Netdev Archive on lore.kernel.org
help / color / mirror / Atom feed
* [PATCH bpf-next 0/6] Support defragmenting IPv4 packets in BPF
@ 2022-12-14 23:25 Daniel Xu
  2022-12-14 23:25 ` [PATCH bpf-next 1/6] ip: frags: Return actual error codes from ip_check_defrag() Daniel Xu
  2022-12-14 23:25 ` [PATCH bpf-next 3/6] bpf, net, frags: Add bpf_ip_check_defrag() kfunc Daniel Xu
  0 siblings, 2 replies; 5+ messages in thread
From: Daniel Xu @ 2022-12-14 23:25 UTC (permalink / raw)
  To: davem, yoshfuji, dsahern, martin.lau, daniel, ast, andrii
  Cc: ppenkov, dbird, netdev, bpf

=== Context ===

In the context of a middlebox, fragmented packets are tricky to handle.
The full 5-tuple of a packet is often only available in the first
fragment which makes enforcing consistent policy difficult. There are
really only two stateless options, neither of which are very nice:

1. Enforce policy on first fragment and accept all subsequent fragments.
   This works but may let in certain attacks or allow data exfiltration.

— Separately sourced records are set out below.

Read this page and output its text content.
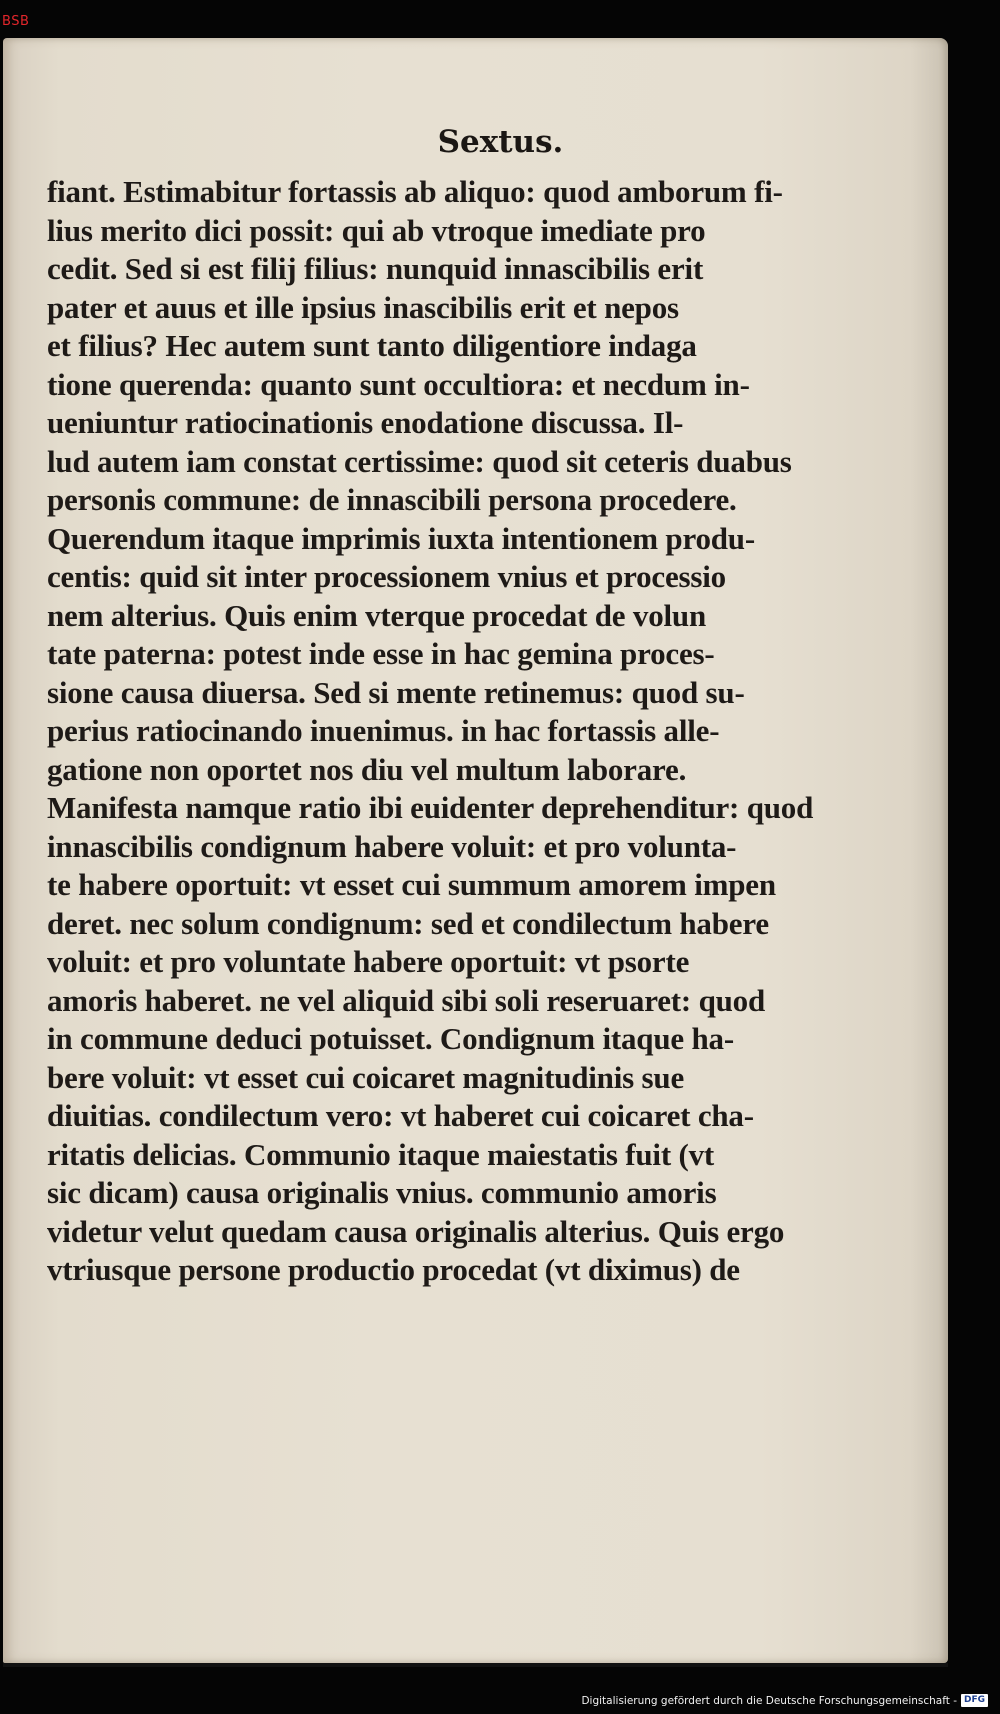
BSB
Sextus.
fiant. Estimabitur fortassis ab aliquo: quod amborum fi-
lius merito dici possit: qui ab vtroque imediate pro
cedit. Sed si est filij filius: nunquid innascibilis erit
pater et auus et ille ipsius inascibilis erit et nepos
et filius? Hec autem sunt tanto diligentiore indaga
tione querenda: quanto sunt occultiora: et necdum in-
ueniuntur ratiocinationis enodatione discussa. Il-
lud autem iam constat certissime: quod sit ceteris duabus
personis commune: de innascibili persona procedere.
Querendum itaque imprimis iuxta intentionem produ-
centis: quid sit inter processionem vnius et processio
nem alterius. Quis enim vterque procedat de volun
tate paterna: potest inde esse in hac gemina proces-
sione causa diuersa. Sed si mente retinemus: quod su-
perius ratiocinando inuenimus. in hac fortassis alle-
gatione non oportet nos diu vel multum laborare.
Manifesta namque ratio ibi euidenter deprehenditur: quod
innascibilis condignum habere voluit: et pro volunta-
te habere oportuit: vt esset cui summum amorem impen
deret. nec solum condignum: sed et condilectum habere
voluit: et pro voluntate habere oportuit: vt psorte
amoris haberet. ne vel aliquid sibi soli reseruaret: quod
in commune deduci potuisset. Condignum itaque ha-
bere voluit: vt esset cui coicaret magnitudinis sue
diuitias. condilectum vero: vt haberet cui coicaret cha-
ritatis delicias. Communio itaque maiestatis fuit (vt
sic dicam) causa originalis vnius. communio amoris
videtur velut quedam causa originalis alterius. Quis ergo
vtriusque persone productio procedat (vt diximus) de
Digitalisierung gefördert durch die Deutsche Forschungsgemeinschaft - DFG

2. Enforce policy on first fragment and drop all subsequent fragments.
   This does not really work b/c some protocols may rely on
   fragmentation. For example, DNS may rely on oversized UDP packets for
   large responses.

So stateful tracking is the only sane option. RFC 8900 [0] calls this
out as well in section 6.3:

    Middleboxes [...] should process IP fragments in a manner that is
    consistent with [RFC0791] and [RFC8200]. In many cases, middleboxes
    must maintain state in order to achieve this goal.

=== BPF related bits ===

However, when policy is enforced through BPF, the prog is run before the
kernel reassembles fragmented packets. This leaves BPF developers in a
awkward place: implement reassembly (possibly poorly) or use a stateless
method as described above.

Fortunately, the kernel has robust support for fragmented ipv4 packets.
This patchset wraps the existing defragmentation facilities in a kfunc so
that BPF progs running on middleboxes can reassemble fragmented packets
before applying policy.

=== Patchset details ===

This patchset is (hopefully) relatively straightforward from BPF perspective.
One thing I'd like to call out is the skb_copy()ing of the prog skb. I
did this to maintain the invariant that the ctx remains valid after prog
has run. This is relevant b/c ip_defrag() and ip_check_defrag() may
consume the skb if the skb is a fragment.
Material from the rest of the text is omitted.